In another passage, Saint Paul, looking to Jesus, says, "He loved me and gave himself for me." He also notes, “there is someone willing to die for a just person, but only Jesus Christ wants to give life "for a sinner like me." With these words, said the Holy Father, Saint Paul tries to get us into the mystery of Christ. It's not easy, "it's a grace." Not only the canonized Saints have understood this, but also so many saints "hidden in daily life," humble people who only put their hope in the Lord: they entered the mystery of the crucified Jesus Christ, "which is a madness," says Paul noting that if he were to boast of something, only he could boast of "his sins and of the crucified Jesus Christ," not of the study with Gamaliel in the synagogue, or of any other. "Another contradiction," is this, which leads us to the mystery of Jesus, crucified, "in dialogue with my sins."
Pope Francis emphasized that when we go to Mass, we know that he is in the Word, that Jesus comes, but this, the Pope warned, is not enough to enter the mystery:
"Entering into the mystery of Jesus Christ is more, it is to let go into that abyss of mercy where there are no words: only the embrace of love. The love that led him to death for us. When we go to confess because we have sins, we say yes, I must have my sins taken away, let's say; or 'God forgive me for my sins, tell your sins to the confessor, and we will be calm and happy. If we do so, we have not entered into the mystery of Jesus Christ. If I go, I go to meet Jesus Christ, to enter into the mystery of Jesus Christ, to enter into that hug of forgiveness of which Paul speaks; of that gift of forgiveness. "
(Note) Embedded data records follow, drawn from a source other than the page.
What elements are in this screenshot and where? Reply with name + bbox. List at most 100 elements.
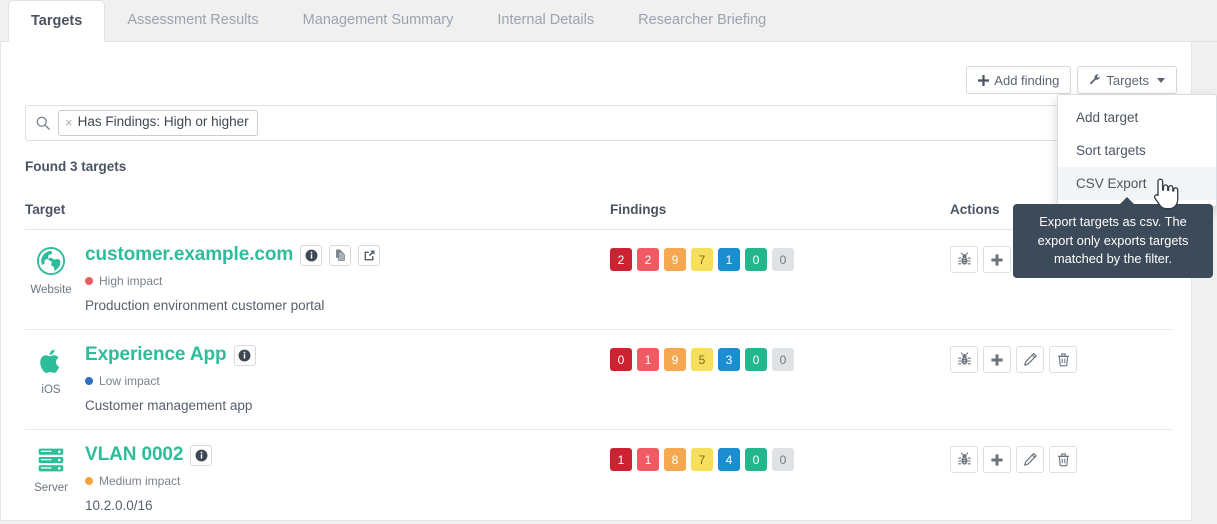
info-button[interactable] [233,344,256,366]
tab-management-summary[interactable]: Management Summary [281,0,476,41]
plus-action-button[interactable] [983,246,1011,273]
finding-badge[interactable]: 7 [691,448,713,471]
finding-badge[interactable]: 8 [664,448,686,471]
finding-badge[interactable]: 0 [745,448,767,471]
globe-icon [36,246,66,281]
impact-indicator: Low impact [85,374,610,388]
target-type-label: iOS [41,384,61,396]
table-header: Target Findings Actions [25,202,1173,230]
target-type: Website [25,244,77,313]
findings-cell: 1187400 [610,444,950,513]
plus-action-button[interactable] [983,446,1011,473]
tab-internal-details[interactable]: Internal Details [475,0,616,41]
target-type: iOS [25,344,77,413]
tab-bar: Targets Assessment Results Management Summ… [0,0,1217,42]
target-type: Server [25,444,77,513]
finding-badge[interactable]: 2 [610,248,632,271]
actions-cell [950,344,1173,413]
dropdown-item-add-target[interactable]: Add target [1058,101,1216,134]
chip-label: Has Findings: High or higher [77,114,249,130]
chip-remove-icon[interactable]: × [65,115,73,131]
server-icon [36,446,66,479]
target-description: Customer management app [85,398,253,413]
finding-badge[interactable]: 1 [637,348,659,371]
impact-label: Low impact [99,374,160,388]
pencil-action-button[interactable] [1016,346,1044,373]
table-row: Server VLAN 0002 Medium impact 10.2.0.0/… [25,430,1173,524]
chevron-down-icon [1157,77,1165,83]
finding-badge[interactable]: 1 [637,448,659,471]
finding-badge[interactable]: 0 [745,348,767,371]
targets-table: Target Findings Actions Website customer… [25,202,1173,524]
info-button[interactable] [190,444,213,466]
actions-cell [950,444,1173,513]
tab-researcher-briefing[interactable]: Researcher Briefing [616,0,788,41]
target-type-label: Server [34,482,68,494]
finding-badge[interactable]: 9 [664,248,686,271]
filter-chip[interactable]: × Has Findings: High or higher [58,110,258,136]
finding-badge[interactable]: 0 [772,448,794,471]
wrench-icon [1089,74,1101,86]
bug-action-button[interactable] [950,246,978,273]
target-info: customer.example.com High impact Product… [77,244,610,313]
copy-button[interactable] [329,244,352,266]
target-cell: iOS Experience App Low impact Customer m… [25,344,610,413]
plus-icon [978,74,990,86]
targets-dropdown-button[interactable]: Targets [1077,66,1177,94]
info-button[interactable] [300,244,323,266]
results-count: Found 3 targets [25,159,127,174]
dropdown-item-csv-export[interactable]: CSV Export [1058,167,1216,200]
target-title-link[interactable]: Experience App [85,344,227,366]
content-card: Add finding Targets × Has Findings: High [0,42,1192,521]
apple-icon [37,346,65,381]
plus-action-button[interactable] [983,346,1011,373]
impact-dot [85,377,93,385]
dropdown-item-sort-targets[interactable]: Sort targets [1058,134,1216,167]
target-description: 10.2.0.0/16 [85,498,153,513]
bug-action-button[interactable] [950,346,978,373]
finding-badge[interactable]: 7 [691,248,713,271]
search-input[interactable] [257,114,1172,132]
target-description: Production environment customer portal [85,298,325,313]
target-info: VLAN 0002 Medium impact 10.2.0.0/16 [77,444,610,513]
finding-badge[interactable]: 0 [745,248,767,271]
impact-indicator: Medium impact [85,474,610,488]
finding-badge[interactable]: 0 [772,248,794,271]
tooltip-text: Export targets as csv. The export only e… [1037,214,1189,267]
search-icon [36,116,50,130]
targets-page: Targets Assessment Results Management Summ… [0,0,1217,524]
target-title-link[interactable]: customer.example.com [85,244,293,266]
finding-badge[interactable]: 1 [718,248,740,271]
finding-badge[interactable]: 5 [691,348,713,371]
finding-badge[interactable]: 9 [664,348,686,371]
trash-action-button[interactable] [1049,346,1077,373]
filter-bar[interactable]: × Has Findings: High or higher [25,105,1181,141]
targets-dropdown-menu: Add target Sort targets CSV Export [1057,94,1217,207]
targets-dropdown-label: Targets [1106,72,1149,88]
target-title-link[interactable]: VLAN 0002 [85,444,183,466]
finding-badge[interactable]: 0 [610,348,632,371]
tab-targets[interactable]: Targets [8,0,106,42]
finding-badge[interactable]: 2 [637,248,659,271]
target-cell: Website customer.example.com High impact… [25,244,610,313]
finding-badge[interactable]: 4 [718,448,740,471]
impact-label: Medium impact [99,474,181,488]
impact-dot [85,277,93,285]
finding-badge[interactable]: 3 [718,348,740,371]
csv-export-tooltip: Export targets as csv. The export only e… [1013,197,1213,278]
bug-action-button[interactable] [950,446,978,473]
add-finding-button[interactable]: Add finding [966,66,1072,94]
toolbar: Add finding Targets [966,66,1177,94]
trash-action-button[interactable] [1049,446,1077,473]
pencil-action-button[interactable] [1016,446,1044,473]
finding-badge[interactable]: 0 [772,348,794,371]
column-header-findings: Findings [610,202,667,217]
findings-cell: 2297100 [610,244,950,313]
target-info: Experience App Low impact Customer manag… [77,344,610,413]
tab-assessment-results[interactable]: Assessment Results [105,0,280,41]
target-title-row: Experience App [85,344,610,366]
add-finding-label: Add finding [994,72,1060,88]
finding-badge[interactable]: 1 [610,448,632,471]
external-link-button[interactable] [358,244,381,266]
table-row: Website customer.example.com High impact… [25,230,1173,330]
When asked about who is "Jesus for you", you may answer "the Son of God", you could say all the Creed, all the catechism, and it is true but we would come to a point where we would not have been able to say that at the centre of the mystery of Jesus Christ, is that he "loved me" and "gave himself up for me". "Understanding the mystery of Jesus Christ is not a matter of study," the Pope notes, because "Jesus Christ is understood only by pure grace."
Thus, a pious exercise helps us: the Way of the Cross, which consists in walking with Jesus when he gives us the "embrace of forgiveness and peace."
"It's nice to do the Via Crucis. Do it at home, thinking of moments in the Passion of the Lord. Even the great Saints always advised that we begin the spiritual life with this encounter with the mystery of Jesus Crucified. Saint Teresa advised her nuns: to get to the prayer of contemplation, the high prayer she began with the meditation of the Passion of the Lord. The Cross with Christ. Christ in the Cross. Start and think. And so, trying to understand with the heart that he loved me and gave himself for me, "he gave himself up to death for me."
Pope Francis reiterated that in the First Reading, Saint Paul wants to bring us to the abyss of the mystery of Christ.
"I am a good Christian, I go to Mass on Sunday, I do works of mercy, I pray, I educate my children well: this is very good. But the question I ask, 'You do all this, but have you entered the mystery of Jesus Christ?'
Finally, the Pope’s call was to look at the Crucifix, "icon of the greatest mystery of creation, of all": "Christ crucified, the centre of history, the centre of my life."